Même sans marine, l'Ukraine domine la guerre navale
The Economist salue les performances de l'armée ukrainienne en mer :
«La destruction du Tsezar Kounikov est un signe de plus de la supériorité des Ukrainiens en mer, et ce bien qu'ils n'aient pas de marine à proprement parler. On estime qu'au moins un tiers de la flotte russe en mer Noire a été éliminé et que les navires restants sont obligés d'opérer loin des côtes ukrainiennes. ... La conséquence majeure de la campagne navale ukrainienne à ce stade a été l'ouverture d'un corridor de commerce maritime permettant au pays l'exportation de ses céréales. »
La Russie présume de sa force
The Moscow Times relativise le mythe de l'invulnérabilité entretenu en Russie, en rappelant des épisodes de son histoire :
«La guerre russo-japonaise [1904-1905] a montré que des pays 'quasi-occidentaux' peuvent infliger des défaites à la Russie, dans des conflits que l'on peut qualifier de frontaliers. ... Par la suite, l'armée soviétique a été défaite en Pologne en 1920. Les troupes de Staline ont ensuite essuyé une lourde défaite dans la 'guerre d'hiver' contre la Finlande [en 1939]. Bref, la thèse de l''invincibilité' russe appelle des rectifications. S'il reste impossible d'infliger au pays une défaite totale qui entraînerait sa capitulation et son occupation, des réussites ponctuelles de ses adversaires sont tout à fait vraisemblables.»

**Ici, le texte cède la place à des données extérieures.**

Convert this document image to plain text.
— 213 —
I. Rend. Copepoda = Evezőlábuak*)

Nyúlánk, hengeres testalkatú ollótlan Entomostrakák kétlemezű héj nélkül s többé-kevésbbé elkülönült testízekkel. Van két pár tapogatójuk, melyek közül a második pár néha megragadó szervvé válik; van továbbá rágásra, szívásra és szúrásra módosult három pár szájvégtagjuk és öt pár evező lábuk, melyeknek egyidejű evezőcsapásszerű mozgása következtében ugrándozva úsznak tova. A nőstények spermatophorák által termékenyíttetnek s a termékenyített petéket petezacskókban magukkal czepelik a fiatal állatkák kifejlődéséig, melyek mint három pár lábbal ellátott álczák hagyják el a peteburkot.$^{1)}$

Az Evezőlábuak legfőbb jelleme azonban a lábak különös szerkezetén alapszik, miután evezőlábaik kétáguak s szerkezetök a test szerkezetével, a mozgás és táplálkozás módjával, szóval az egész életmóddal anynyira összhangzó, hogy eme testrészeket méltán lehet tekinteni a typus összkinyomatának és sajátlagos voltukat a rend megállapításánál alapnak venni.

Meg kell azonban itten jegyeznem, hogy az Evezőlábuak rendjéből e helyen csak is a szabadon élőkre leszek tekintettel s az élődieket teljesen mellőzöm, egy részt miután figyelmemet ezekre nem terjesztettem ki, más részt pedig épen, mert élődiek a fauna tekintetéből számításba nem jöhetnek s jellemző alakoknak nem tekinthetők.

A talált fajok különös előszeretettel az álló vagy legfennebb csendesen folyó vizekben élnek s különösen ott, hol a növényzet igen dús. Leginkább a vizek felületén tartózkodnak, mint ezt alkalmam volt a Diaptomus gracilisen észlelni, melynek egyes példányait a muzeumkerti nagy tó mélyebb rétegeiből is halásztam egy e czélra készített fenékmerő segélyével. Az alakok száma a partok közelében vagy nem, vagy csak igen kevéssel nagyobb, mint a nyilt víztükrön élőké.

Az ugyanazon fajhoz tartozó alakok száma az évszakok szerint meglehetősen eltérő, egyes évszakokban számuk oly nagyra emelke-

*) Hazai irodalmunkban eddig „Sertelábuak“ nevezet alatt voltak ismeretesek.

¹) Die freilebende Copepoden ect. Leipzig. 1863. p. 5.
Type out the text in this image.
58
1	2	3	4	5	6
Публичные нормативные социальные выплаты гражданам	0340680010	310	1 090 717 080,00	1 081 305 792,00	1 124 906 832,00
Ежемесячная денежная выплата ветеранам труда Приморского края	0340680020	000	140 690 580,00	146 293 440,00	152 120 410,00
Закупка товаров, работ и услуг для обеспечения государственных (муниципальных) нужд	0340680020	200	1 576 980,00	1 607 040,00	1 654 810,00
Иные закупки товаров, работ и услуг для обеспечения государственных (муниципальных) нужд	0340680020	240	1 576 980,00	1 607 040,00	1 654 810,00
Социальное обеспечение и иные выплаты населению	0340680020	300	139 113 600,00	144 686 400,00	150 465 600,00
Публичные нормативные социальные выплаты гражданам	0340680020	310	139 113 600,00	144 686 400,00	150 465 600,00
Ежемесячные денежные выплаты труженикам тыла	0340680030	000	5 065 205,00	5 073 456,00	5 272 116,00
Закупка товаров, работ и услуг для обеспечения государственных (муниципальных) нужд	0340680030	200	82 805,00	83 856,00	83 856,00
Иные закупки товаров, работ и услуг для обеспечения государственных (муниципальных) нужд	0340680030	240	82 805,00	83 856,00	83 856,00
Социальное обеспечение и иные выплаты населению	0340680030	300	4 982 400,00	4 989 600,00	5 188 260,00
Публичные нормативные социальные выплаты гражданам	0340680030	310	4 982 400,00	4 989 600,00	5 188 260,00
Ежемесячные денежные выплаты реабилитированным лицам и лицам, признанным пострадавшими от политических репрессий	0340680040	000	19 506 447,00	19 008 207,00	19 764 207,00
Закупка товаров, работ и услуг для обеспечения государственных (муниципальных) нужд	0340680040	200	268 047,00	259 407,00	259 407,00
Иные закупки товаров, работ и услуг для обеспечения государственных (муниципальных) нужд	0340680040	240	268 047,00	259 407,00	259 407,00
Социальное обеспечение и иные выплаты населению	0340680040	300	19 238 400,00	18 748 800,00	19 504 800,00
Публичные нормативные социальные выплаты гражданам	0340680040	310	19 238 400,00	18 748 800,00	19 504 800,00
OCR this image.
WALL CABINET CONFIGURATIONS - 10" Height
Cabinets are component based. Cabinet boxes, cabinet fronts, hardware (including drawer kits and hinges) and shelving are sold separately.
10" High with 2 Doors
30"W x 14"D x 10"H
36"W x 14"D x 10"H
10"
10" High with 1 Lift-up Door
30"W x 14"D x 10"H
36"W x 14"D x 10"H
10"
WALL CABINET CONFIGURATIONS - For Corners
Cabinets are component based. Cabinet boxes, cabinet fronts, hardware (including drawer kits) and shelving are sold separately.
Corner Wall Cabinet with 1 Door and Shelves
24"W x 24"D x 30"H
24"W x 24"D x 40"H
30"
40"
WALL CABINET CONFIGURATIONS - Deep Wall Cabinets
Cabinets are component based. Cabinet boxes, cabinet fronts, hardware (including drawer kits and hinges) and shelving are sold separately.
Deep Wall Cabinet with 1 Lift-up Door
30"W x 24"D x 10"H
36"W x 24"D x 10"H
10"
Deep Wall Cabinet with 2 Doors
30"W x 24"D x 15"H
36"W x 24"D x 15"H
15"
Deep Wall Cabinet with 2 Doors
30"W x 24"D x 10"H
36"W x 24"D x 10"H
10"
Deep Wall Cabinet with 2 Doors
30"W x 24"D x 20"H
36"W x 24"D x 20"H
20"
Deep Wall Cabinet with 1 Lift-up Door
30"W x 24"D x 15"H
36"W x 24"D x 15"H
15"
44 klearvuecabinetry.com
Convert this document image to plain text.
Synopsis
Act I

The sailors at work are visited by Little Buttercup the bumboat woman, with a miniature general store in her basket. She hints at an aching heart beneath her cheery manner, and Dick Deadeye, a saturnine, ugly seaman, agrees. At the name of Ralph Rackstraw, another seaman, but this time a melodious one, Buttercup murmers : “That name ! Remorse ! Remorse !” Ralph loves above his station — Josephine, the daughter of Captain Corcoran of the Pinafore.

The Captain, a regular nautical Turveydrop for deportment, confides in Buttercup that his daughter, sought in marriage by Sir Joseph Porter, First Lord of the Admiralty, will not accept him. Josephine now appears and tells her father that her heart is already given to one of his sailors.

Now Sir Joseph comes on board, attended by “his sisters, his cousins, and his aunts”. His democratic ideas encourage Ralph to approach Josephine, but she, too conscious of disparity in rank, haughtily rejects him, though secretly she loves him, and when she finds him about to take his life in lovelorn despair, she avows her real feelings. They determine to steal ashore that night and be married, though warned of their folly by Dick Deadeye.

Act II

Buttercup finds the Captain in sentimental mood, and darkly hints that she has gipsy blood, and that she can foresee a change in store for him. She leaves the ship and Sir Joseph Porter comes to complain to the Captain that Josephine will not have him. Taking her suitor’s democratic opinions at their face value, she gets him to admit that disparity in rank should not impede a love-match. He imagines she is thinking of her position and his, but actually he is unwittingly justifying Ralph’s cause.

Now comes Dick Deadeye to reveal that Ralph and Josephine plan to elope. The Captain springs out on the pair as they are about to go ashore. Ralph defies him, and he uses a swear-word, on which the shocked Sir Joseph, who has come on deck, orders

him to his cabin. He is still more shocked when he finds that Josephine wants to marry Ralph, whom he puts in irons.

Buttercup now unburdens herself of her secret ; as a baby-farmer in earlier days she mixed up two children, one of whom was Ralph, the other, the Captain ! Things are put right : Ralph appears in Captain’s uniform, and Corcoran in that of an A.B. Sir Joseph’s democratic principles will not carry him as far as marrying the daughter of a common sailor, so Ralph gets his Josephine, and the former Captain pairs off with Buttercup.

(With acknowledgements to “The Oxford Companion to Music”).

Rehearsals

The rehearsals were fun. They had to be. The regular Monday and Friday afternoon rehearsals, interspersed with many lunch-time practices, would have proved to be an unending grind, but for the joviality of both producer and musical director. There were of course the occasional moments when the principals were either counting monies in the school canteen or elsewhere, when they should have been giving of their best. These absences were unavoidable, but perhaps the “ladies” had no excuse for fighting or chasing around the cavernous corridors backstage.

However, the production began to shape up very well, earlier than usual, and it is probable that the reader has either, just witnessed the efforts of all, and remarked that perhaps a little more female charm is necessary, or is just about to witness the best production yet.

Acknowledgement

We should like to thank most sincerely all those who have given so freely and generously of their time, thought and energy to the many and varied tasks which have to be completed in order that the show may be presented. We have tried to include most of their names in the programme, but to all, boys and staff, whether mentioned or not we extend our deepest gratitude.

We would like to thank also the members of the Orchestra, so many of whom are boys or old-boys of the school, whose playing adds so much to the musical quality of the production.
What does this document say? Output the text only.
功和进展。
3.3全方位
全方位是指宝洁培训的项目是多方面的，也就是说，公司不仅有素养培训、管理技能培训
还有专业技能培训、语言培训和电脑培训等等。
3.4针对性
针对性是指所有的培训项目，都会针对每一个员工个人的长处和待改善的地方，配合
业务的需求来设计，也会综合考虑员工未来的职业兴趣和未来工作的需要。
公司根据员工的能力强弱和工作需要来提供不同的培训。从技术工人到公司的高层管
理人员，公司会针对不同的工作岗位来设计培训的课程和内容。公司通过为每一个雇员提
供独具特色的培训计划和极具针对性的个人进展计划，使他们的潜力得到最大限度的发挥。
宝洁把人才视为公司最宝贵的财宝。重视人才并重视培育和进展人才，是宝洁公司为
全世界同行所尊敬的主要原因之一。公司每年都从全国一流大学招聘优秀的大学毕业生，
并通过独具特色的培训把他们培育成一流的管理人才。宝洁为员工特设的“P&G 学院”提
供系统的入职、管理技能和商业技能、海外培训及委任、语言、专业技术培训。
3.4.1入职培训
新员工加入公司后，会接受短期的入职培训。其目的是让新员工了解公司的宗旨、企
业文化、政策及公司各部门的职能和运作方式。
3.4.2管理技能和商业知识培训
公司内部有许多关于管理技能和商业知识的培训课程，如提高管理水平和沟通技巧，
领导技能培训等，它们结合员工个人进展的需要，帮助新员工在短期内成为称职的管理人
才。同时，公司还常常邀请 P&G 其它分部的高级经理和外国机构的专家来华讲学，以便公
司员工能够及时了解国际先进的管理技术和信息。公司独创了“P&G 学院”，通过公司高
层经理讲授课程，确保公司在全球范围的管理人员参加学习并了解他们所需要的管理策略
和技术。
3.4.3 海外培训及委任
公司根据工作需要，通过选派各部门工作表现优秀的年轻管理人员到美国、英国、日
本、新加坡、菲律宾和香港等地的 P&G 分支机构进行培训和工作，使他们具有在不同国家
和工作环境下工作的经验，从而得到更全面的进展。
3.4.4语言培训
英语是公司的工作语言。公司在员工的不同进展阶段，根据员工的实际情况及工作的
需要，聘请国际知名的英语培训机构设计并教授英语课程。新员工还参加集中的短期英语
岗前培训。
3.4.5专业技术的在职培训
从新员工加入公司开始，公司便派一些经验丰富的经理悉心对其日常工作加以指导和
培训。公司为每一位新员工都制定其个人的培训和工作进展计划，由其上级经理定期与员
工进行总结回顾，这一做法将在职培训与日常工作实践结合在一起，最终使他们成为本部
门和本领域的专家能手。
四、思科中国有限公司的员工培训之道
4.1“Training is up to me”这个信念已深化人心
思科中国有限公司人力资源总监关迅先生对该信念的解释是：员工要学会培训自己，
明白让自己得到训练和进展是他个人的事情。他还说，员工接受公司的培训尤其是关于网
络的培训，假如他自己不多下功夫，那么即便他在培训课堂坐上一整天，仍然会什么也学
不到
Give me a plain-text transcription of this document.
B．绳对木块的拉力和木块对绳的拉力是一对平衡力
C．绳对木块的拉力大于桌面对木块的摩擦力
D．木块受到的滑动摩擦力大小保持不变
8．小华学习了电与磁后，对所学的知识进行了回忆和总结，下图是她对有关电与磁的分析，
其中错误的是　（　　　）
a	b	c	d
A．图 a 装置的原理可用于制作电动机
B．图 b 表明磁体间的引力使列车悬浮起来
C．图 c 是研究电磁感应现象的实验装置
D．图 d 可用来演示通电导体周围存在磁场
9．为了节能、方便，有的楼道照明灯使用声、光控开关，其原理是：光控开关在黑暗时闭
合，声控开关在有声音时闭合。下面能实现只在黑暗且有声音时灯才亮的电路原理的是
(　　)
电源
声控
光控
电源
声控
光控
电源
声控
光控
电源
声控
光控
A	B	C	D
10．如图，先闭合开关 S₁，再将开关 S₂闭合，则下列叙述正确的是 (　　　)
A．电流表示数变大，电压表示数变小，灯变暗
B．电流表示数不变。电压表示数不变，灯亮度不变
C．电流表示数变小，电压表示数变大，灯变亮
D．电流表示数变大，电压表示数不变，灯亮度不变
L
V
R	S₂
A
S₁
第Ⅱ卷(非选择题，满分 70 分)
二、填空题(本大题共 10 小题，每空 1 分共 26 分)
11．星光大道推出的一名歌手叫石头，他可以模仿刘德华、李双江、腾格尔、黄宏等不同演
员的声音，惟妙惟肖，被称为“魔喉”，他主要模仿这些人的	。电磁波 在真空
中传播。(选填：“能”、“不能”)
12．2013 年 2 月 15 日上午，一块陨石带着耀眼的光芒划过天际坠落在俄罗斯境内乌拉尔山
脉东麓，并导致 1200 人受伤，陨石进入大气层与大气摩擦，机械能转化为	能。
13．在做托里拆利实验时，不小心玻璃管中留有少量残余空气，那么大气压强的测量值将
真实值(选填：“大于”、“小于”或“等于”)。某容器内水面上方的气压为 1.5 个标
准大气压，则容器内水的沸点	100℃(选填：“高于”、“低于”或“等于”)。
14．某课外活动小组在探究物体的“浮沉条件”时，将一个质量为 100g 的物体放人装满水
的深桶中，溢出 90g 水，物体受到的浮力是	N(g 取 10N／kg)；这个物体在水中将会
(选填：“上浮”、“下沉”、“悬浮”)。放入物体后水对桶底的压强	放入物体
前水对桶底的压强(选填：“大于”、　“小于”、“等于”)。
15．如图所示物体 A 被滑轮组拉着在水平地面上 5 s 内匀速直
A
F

Aider l'Ukraine à triompher
Livrer des armes à l'Ukraine représente la meilleure forme de protection pour le reste de l'Europe également, estime Rainer Saks, spécialiste des questions de défense, dans Maaleht :
«Les puissances occidentales ont raté l'occasion de contraindre l'agresseur à effectuer un repli stratégique. ... Les difficultés et les retards observés dans la livraison d'armes ont été l'une des raisons pour lesquelles l'Ukraine n'a pas lancé de nouvelle offensive en 2023. Il faut remédier à ces carences. Les Etats membres de l'OTAN n'ont pas à craindre une attaque russe imminente, Moscou ne disposant pas des ressources suffisantes pour le faire. Apporter à l'Ukraine un soutien renforcé impacterait un peu plus les capacités militaires de la Russie.»